Ladies and Gentlemen of the Broadband Advisory Committee and Members and Staff of the New York City Council, I would like to thank you for inviting me here today to provide my testimony and provide what I hope is useful guidance on the issue of broadband availability and uptake in New York City. I hope to speak to you today about two things: one, about NYCwireless as an organization and the work that we do, and two, about the vision that we share for building a ubiquitous, affordable high-speed internet access infrastructure that will become a shining example of a truly 21st century city.
As an organization, we were founded in early 2001 by some enterprising technology enthusiasts who, in their spare time, wondered about how they could use this new technology called 802.11 and share it with their neighbors. They took an access point and hung it out their window, to see if they could receive a signal on their laptop from next door.
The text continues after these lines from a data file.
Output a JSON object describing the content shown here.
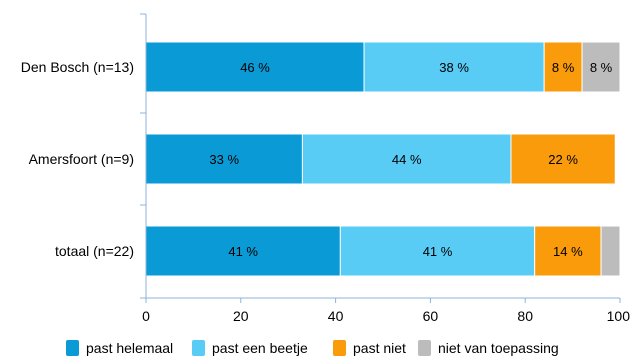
{
  "chart_data": {
    "type": "bar",
    "orientation": "horizontal",
    "stacked": true,
    "categories": [
      "Den Bosch (n=13)",
      "Amersfoort (n=9)",
      "totaal (n=22)"
    ],
    "series": [
      {
        "name": "past helemaal",
        "color": "#0a9bd6",
        "values": [
          46,
          33,
          41
        ],
        "labels": [
          "46 %",
          "33 %",
          "41 %"
        ]
      },
      {
        "name": "past een beetje",
        "color": "#59ccf6",
        "values": [
          38,
          44,
          41
        ],
        "labels": [
          "38 %",
          "44 %",
          "41 %"
        ]
      },
      {
        "name": "past niet",
        "color": "#f99b0a",
        "values": [
          8,
          22,
          14
        ],
        "labels": [
          "8 %",
          "22 %",
          "14 %"
        ]
      },
      {
        "name": "niet van toepassing",
        "color": "#bcbcbc",
        "values": [
          8,
          0,
          4
        ],
        "labels": [
          "8 %",
          "",
          ""
        ]
      }
    ],
    "xlim": [
      0,
      100
    ],
    "xticks": [
      "0",
      "20",
      "40",
      "60",
      "80",
      "100"
    ],
    "xtick_values": [
      0,
      20,
      40,
      60,
      80,
      100
    ],
    "grid": false,
    "legend_position": "bottom",
    "title": "",
    "xlabel": "",
    "ylabel": ""
  }
}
Upon successfully connecting to their home internet connection from their neighbor’s place, they began to think big, about what would happen if more people on their block had Wi-Fi access points, and everyone that had a laptop could connect with each other via wireless signals and communicate in ways that were previously unimaginable.
Since those early days, we’ve grown as an organization. We were one of the inventors of the phenomena of Community Wireless. We were the first group to light up a public space at Tompkins Square park. We assisted struggling software companies regain access to the internet in downtown Manhattan after 9/11. We were the first to bring public Wi-Fi to the forefront when we lit up Bryant Park in 2002, and we continue to this day to build free Wi-Fi in city parks and public spaces.